To overcome some of these shortcomings, attempts were made to produce evaporative cooler media from inert inorganic or mineral fibers, such as those made of silica, and in particular, attempts were undertaken to form evaporative cooler media from fiber glass. Fiber glass mats are produced by melting glass to form long thin fibers and then winding of the fibers on a drum to form a mat. (This is known as hot melt spinning.) The mats are subsequently pulled or drawn to expand the mats into porous pads. Since prior art cooler pads had been produced by coating polyester fibers with an acrylic emulsion (otherwise known as an acrylic, acrylic polymer mixture, acrylic polymer blend, acrylic latex, latex, or acrylic resin), glass fibers were coated with an acrylic resin in an attempt to produce a hydrophilic, porous, glass fiber cooler media. However, the acrylic resin coating jelled onto the fibers in the glass fiber mat, and the glass fiber mats would not expand well into a pad (hence the resulting pads had zero or almost zero porosity).
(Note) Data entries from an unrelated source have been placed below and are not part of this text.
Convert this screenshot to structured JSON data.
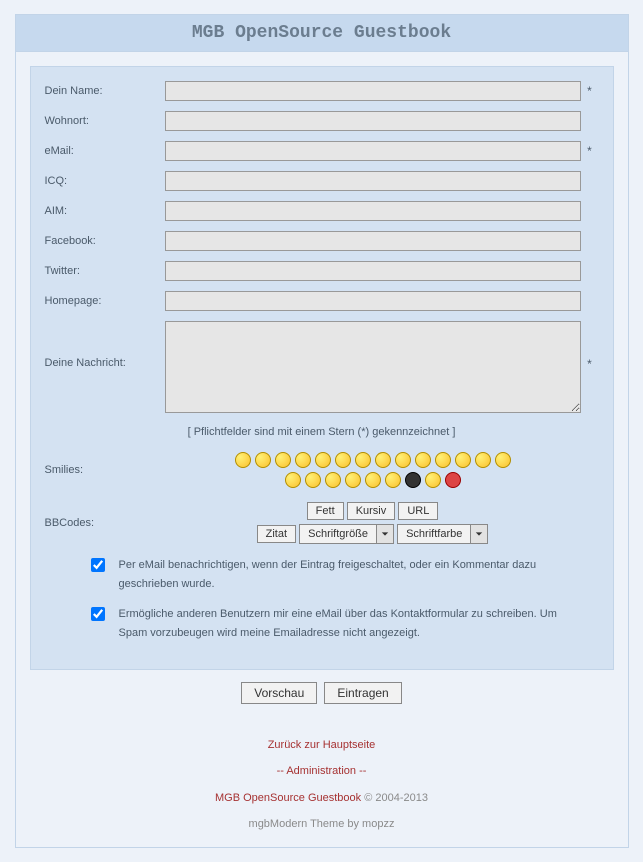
{
  "header": {
    "title": "MGB OpenSource Guestbook"
  },
  "fields": {
    "name": {
      "label": "Dein Name:",
      "required": "*"
    },
    "wohnort": {
      "label": "Wohnort:",
      "required": ""
    },
    "email": {
      "label": "eMail:",
      "required": "*"
    },
    "icq": {
      "label": "ICQ:",
      "required": ""
    },
    "aim": {
      "label": "AIM:",
      "required": ""
    },
    "facebook": {
      "label": "Facebook:",
      "required": ""
    },
    "twitter": {
      "label": "Twitter:",
      "required": ""
    },
    "homepage": {
      "label": "Homepage:",
      "required": ""
    },
    "message": {
      "label": "Deine Nachricht:",
      "required": "*"
    }
  },
  "note": "[ Pflichtfelder sind mit einem Stern (*) gekennzeichnet ]",
  "smilies": {
    "label": "Smilies:"
  },
  "bbcodes": {
    "label": "BBCodes:",
    "fett": "Fett",
    "kursiv": "Kursiv",
    "url": "URL",
    "zitat": "Zitat",
    "size": "Schriftgröße",
    "color": "Schriftfarbe"
  },
  "checks": {
    "notify": "Per eMail benachrichtigen, wenn der Eintrag freigeschaltet, oder ein Kommentar dazu geschrieben wurde.",
    "contact": "Ermögliche anderen Benutzern mir eine eMail über das Kontaktformular zu schreiben. Um Spam vorzubeugen wird meine Emailadresse nicht angezeigt."
  },
  "buttons": {
    "preview": "Vorschau",
    "submit": "Eintragen"
  },
  "footer": {
    "back": "Zurück zur Hauptseite",
    "admin": "Administration",
    "sep": "--",
    "brand": "MGB OpenSource Guestbook",
    "copy": " © 2004-2013",
    "theme": "mgbModern Theme by mopzz"
  }
}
Porous fiber glass pads are known, and are generally used as air filters. In order to form expanded, dimensionally stable high loft fiber glass pads from mats, the glass fibers are often coated with a binder during spinning, such as a urea-formaldehyde blend (otherwise known as urea-formaldehyde copolymer, UF, or urea-formaldehyde); however, binders such as urea-formaldehyde co-polymers degrade in water. Hence, such urea-formaldehyde bonded pads could not be used as evaporative cooler media, since the water would rapidly degrade the urea-formaldehyde which binds the fibers into a 3-dimensional porous matrix. Thus, early experiments failed to produce a hydrophilic glass fiber or hydrophilic glass fiber pads. (See U.S. Pat. No. 4,904,522 for binding of glass fiber mats with aqueous polyisocyanate emulsions for more information on glass fiber binding.)
Nevertheless, if a hydrophilic glass fiber could be produced and formed into a dimensionally stable porous pad, such pads would be highly useful in evaporative coolers and for other filtration purposes.
Therefore, it is a primary object of the present invention to produce a hydrophilic glass fiber.
It is a further object of the present invention to produce a dimensionally stable porous glass fiber pad having hydrophilic properties.
It is yet another object of the present invention to develop a method for forming hydrophilic glass fibers and dimensionally stable porous glass fiber pads having hydrophilic properties.
It is still yet another object of the present invention to provide an evaporative cooler apparatus utilizing a hydrophilic glass fiber cooling media.